Of course, Schexnayder only a week ago was adamant that a petition was unconstitutional. That’s what he said in a meeting he organized with several private citizens he and other House members berated for having criticized his actions on social media.
And Schexnayder’s political consultant Lionel Rainey, who almost assuredly will be the author of the release claiming credit for the petition, said the same thing at that meeting…
We’ll be told that previous petitions were unconstitutional but this one is not.
Which is an insult to the intelligence of the people of Louisiana.
Our sources tell us Schexnayder’s petition only bars Gov. John Bel Edwards from reinstating a public health emergency declaration for a week, but the language gets cute – and this could end up making for at least a little bit of entertainment at the back end of the state’s unnecessary economic cataclysm brought on by Edwards’ shutdowns and Schexnayder’s overt timidity in refusing to back a petition to reopen the state.
Because the one-week period begins when Edwards signs off on the petition.
As state law signifies, the governor is required – the word is “shall” in the statute – sign a declaration dissolving his emergency when presented with the petition. But Edwards has signified that he would refuse to do that because he thinks the idea of the petition is unconstitutional. Edwards has offered several items of reasoning for that, some of which you’ll hear parroted in the audio files above by Schexnayder and Rainey.

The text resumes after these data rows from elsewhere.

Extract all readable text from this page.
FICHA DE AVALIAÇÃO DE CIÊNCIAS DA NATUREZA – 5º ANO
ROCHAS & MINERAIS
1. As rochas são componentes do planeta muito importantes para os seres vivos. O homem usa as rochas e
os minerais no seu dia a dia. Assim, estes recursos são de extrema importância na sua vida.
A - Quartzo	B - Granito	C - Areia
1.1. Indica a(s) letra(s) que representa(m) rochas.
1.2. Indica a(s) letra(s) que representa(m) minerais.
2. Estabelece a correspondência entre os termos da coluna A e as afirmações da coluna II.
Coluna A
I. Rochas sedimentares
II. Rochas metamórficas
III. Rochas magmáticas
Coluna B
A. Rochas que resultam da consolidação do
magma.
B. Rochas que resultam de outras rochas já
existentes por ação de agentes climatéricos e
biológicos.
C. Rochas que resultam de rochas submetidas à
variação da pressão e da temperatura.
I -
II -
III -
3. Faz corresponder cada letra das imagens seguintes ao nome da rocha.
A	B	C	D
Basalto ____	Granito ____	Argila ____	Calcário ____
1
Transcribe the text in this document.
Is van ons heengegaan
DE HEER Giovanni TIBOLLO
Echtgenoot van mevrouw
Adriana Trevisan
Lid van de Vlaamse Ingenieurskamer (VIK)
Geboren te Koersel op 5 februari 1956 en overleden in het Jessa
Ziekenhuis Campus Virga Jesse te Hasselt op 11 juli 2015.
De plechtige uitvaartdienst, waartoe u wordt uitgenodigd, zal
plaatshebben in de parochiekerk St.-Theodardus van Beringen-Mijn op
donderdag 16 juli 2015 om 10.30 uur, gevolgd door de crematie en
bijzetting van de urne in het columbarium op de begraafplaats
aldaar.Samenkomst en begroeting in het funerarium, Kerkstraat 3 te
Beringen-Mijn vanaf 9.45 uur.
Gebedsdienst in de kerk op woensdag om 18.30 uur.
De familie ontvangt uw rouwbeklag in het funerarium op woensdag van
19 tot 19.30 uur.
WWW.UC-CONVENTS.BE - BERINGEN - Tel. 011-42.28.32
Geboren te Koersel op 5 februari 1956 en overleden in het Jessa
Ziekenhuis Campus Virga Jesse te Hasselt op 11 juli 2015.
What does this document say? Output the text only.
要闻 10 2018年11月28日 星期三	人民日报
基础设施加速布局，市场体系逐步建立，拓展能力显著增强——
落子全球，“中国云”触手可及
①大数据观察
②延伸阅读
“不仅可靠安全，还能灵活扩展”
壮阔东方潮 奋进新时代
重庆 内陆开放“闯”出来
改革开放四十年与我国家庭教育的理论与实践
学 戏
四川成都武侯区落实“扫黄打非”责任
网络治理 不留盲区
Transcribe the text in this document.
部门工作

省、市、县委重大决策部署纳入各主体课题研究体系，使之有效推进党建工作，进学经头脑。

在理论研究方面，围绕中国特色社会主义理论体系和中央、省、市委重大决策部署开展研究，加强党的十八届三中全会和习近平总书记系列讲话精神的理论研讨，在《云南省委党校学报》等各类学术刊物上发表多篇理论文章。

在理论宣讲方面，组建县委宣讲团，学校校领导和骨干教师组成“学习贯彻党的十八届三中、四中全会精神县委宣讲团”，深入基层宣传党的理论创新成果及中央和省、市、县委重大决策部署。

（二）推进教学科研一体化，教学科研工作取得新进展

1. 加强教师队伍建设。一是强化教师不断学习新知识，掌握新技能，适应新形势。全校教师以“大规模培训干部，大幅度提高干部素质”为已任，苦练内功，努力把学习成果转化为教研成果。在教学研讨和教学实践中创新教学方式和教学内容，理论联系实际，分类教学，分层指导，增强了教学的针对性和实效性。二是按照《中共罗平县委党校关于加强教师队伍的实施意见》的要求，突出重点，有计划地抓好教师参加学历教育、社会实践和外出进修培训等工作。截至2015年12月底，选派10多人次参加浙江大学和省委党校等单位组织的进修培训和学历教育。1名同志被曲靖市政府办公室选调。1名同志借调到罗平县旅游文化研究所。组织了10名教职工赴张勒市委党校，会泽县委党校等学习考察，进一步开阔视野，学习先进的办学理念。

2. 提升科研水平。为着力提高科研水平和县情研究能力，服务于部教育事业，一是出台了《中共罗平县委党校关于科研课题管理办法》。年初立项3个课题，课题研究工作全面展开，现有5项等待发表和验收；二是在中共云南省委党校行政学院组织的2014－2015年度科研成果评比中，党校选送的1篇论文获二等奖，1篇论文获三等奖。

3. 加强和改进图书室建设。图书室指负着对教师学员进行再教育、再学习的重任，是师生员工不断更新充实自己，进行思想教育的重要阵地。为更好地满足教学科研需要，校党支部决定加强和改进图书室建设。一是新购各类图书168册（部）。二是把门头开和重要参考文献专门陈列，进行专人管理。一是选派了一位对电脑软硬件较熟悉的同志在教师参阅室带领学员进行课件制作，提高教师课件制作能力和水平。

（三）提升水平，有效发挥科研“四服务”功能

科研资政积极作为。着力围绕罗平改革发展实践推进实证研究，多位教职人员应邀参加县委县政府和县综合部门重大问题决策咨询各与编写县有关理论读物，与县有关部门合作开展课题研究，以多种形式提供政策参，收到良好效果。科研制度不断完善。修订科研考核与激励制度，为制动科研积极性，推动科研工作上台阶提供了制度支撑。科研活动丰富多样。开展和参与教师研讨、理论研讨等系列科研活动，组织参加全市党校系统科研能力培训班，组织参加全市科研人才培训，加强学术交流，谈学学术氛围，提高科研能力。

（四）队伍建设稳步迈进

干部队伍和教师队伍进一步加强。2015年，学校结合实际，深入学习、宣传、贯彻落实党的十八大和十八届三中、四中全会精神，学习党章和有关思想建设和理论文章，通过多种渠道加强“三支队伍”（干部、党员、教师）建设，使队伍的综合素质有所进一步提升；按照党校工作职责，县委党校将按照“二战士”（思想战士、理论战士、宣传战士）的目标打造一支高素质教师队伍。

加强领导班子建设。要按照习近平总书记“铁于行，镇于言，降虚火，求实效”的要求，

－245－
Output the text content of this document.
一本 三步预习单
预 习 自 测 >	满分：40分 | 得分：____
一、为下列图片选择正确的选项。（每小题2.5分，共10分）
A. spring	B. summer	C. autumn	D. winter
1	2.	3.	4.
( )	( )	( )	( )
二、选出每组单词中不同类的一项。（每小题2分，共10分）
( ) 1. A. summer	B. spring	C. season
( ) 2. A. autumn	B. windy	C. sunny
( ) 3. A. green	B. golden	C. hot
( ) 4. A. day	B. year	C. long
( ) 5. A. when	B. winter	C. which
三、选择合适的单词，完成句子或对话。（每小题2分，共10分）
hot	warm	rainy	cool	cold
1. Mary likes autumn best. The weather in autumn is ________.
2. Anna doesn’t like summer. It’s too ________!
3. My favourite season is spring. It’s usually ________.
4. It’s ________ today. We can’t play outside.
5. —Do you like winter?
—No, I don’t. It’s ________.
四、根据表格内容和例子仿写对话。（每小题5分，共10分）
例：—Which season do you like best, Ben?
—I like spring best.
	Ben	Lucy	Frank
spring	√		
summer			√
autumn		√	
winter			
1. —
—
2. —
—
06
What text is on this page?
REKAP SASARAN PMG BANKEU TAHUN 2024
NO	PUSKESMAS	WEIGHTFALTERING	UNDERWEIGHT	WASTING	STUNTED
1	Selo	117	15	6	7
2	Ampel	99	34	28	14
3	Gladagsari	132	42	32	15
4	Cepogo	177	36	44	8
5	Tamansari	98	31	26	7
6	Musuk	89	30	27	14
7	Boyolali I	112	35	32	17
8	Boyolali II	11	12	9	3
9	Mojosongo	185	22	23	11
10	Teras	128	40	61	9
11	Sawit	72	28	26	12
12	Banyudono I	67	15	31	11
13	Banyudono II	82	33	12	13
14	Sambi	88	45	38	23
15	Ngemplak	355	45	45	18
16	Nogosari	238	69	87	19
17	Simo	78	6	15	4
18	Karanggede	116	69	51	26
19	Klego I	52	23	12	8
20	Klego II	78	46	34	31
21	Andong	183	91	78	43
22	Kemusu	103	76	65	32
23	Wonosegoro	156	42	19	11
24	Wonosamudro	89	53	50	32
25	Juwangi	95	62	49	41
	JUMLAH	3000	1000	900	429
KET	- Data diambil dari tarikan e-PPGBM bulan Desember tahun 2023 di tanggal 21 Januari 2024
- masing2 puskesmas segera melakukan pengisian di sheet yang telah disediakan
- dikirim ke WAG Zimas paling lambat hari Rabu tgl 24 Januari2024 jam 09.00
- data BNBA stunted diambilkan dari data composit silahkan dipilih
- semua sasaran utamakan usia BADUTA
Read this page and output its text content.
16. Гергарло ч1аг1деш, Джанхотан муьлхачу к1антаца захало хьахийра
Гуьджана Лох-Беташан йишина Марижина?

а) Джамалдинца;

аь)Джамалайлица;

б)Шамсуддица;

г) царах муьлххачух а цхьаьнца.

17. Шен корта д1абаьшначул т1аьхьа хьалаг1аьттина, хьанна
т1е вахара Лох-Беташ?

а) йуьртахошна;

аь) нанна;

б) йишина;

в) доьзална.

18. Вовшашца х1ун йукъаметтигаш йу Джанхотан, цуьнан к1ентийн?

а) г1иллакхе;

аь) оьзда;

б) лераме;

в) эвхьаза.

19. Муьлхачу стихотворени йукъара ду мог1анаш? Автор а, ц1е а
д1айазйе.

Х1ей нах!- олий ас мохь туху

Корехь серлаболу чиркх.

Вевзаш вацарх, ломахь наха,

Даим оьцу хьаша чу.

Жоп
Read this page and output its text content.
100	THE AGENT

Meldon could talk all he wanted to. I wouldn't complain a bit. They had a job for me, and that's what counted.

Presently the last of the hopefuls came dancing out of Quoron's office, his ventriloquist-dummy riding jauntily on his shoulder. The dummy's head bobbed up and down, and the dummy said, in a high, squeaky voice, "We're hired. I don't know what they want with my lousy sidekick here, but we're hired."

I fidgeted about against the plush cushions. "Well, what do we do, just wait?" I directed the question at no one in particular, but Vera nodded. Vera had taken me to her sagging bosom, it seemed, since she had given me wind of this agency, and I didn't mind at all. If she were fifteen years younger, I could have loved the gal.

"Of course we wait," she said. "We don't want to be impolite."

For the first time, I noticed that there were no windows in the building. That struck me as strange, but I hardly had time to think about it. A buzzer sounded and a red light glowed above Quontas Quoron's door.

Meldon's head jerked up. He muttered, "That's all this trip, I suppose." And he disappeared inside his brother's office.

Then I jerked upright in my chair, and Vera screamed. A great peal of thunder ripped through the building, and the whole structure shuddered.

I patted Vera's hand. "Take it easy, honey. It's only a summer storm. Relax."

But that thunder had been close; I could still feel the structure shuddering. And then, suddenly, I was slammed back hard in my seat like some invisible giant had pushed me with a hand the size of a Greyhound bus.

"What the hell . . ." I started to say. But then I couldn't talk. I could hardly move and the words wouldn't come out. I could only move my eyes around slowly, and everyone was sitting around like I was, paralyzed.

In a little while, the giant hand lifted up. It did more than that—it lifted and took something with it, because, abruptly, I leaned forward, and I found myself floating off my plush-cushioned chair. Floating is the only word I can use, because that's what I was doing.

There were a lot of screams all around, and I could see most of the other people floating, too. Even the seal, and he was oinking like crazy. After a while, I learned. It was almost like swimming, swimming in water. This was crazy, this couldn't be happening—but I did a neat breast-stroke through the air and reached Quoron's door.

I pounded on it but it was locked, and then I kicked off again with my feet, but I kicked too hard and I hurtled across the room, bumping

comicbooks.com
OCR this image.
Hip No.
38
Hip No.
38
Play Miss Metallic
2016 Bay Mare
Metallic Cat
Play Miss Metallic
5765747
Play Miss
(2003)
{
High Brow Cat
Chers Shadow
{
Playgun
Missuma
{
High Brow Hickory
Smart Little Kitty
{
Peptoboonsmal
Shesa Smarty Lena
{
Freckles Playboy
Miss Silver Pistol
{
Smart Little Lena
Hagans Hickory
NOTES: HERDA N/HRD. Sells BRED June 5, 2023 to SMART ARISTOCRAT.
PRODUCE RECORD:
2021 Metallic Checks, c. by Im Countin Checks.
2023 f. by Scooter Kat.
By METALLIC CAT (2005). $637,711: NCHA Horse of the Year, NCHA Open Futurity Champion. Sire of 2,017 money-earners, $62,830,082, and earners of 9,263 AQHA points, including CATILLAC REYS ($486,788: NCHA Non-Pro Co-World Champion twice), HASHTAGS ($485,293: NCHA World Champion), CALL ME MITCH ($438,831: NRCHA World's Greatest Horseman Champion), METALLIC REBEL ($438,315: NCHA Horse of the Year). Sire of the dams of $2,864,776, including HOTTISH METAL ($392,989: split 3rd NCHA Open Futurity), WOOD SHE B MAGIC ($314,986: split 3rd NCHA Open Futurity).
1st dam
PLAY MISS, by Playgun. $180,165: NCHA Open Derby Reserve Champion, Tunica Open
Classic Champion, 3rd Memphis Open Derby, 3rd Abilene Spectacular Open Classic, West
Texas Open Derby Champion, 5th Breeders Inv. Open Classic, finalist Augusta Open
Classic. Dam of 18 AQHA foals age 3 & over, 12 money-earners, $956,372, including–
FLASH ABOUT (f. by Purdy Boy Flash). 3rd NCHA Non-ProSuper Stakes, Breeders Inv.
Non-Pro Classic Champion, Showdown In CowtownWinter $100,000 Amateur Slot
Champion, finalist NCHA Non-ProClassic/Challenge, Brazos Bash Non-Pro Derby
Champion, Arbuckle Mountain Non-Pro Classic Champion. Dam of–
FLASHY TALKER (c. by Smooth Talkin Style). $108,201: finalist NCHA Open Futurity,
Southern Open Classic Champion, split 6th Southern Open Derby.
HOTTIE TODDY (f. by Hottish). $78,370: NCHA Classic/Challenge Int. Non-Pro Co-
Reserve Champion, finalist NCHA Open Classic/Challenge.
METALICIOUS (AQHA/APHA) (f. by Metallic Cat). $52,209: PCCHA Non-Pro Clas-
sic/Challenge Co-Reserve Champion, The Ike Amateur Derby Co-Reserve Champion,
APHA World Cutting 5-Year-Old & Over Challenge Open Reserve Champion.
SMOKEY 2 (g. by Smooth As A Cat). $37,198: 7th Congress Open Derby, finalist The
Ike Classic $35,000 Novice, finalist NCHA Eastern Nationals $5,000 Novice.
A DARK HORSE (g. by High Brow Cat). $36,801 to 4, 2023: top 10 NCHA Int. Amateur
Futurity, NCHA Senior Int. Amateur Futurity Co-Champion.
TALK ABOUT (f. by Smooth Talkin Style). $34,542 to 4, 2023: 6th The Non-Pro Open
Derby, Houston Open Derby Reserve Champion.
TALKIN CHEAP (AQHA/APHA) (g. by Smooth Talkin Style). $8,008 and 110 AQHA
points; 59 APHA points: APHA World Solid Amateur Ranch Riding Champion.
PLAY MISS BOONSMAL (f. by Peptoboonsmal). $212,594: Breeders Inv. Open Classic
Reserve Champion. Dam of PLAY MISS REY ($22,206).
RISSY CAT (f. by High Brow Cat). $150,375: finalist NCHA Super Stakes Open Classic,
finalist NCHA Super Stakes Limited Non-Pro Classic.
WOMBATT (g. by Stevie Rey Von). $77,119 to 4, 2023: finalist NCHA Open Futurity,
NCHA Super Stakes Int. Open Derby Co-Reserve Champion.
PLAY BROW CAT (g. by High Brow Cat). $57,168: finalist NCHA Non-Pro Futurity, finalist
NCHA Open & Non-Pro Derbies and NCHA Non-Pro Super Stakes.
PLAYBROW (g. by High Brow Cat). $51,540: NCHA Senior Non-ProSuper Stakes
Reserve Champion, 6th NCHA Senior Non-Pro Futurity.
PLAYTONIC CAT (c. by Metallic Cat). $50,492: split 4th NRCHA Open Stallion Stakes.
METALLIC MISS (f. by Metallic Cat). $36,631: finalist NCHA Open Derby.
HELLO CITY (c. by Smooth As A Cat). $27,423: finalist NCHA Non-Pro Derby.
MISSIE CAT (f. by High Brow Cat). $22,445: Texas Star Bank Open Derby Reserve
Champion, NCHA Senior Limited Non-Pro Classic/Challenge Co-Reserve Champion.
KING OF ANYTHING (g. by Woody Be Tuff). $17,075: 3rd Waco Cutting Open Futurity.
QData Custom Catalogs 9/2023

None of those arguments are very persuasive. The chief one is that the petition is flawed because it’s only the majority of one house of the Legislature and not both. But the law under which the petition is afforded as an option to one house was passed by both houses and signed by the governor. And the presumption is that the governor does not have the power to impose restrictions and mandates as he has in the case of COVID-19; he only has that power under emergency circumstances, which are extraordinary.
The petition is an expression by the legislature that there is no longer a consensus that those emergency circumstances justifying the governor’s extraordinary powers are in effect. As such it returns the state to constitutional rule rather than violating it.
But that’s a question which will be litigated. And while it’s litigated, the state’s attorney general Jeff Landry is quite likely to march this petition into a court of law seeking an injunction which reopens the state. That injunction is very likely to be granted.
Which puts Edwards in an interesting position. If he thinks he would win in court, he could fight Landry and refuse to act on the petition. If he doesn’t, he could sign off on it, take his medicine for seven days and then declare a new emergency. But if the state doesn’t have the makings of a COVID-19 spike in that time, a new emergency containing mandates and restrictions might be a political hand grenade with the pin pulled out.
The maneuverings around which could provide a little bit of entertainment.
But nobody gets credit for bold leadership or success in statesmanship at this point. This petition should have been signed and sent to the governor months ago. Anyone attempting to pretend they’ve struck a blow for freedom at this late date simply resembles the stable boy asking for credit that he closed the barn door when all the horses are long gone and missing.
This isn’t success. It’s mopping the floor of Failure Theater after the disgusted audience has departed for home.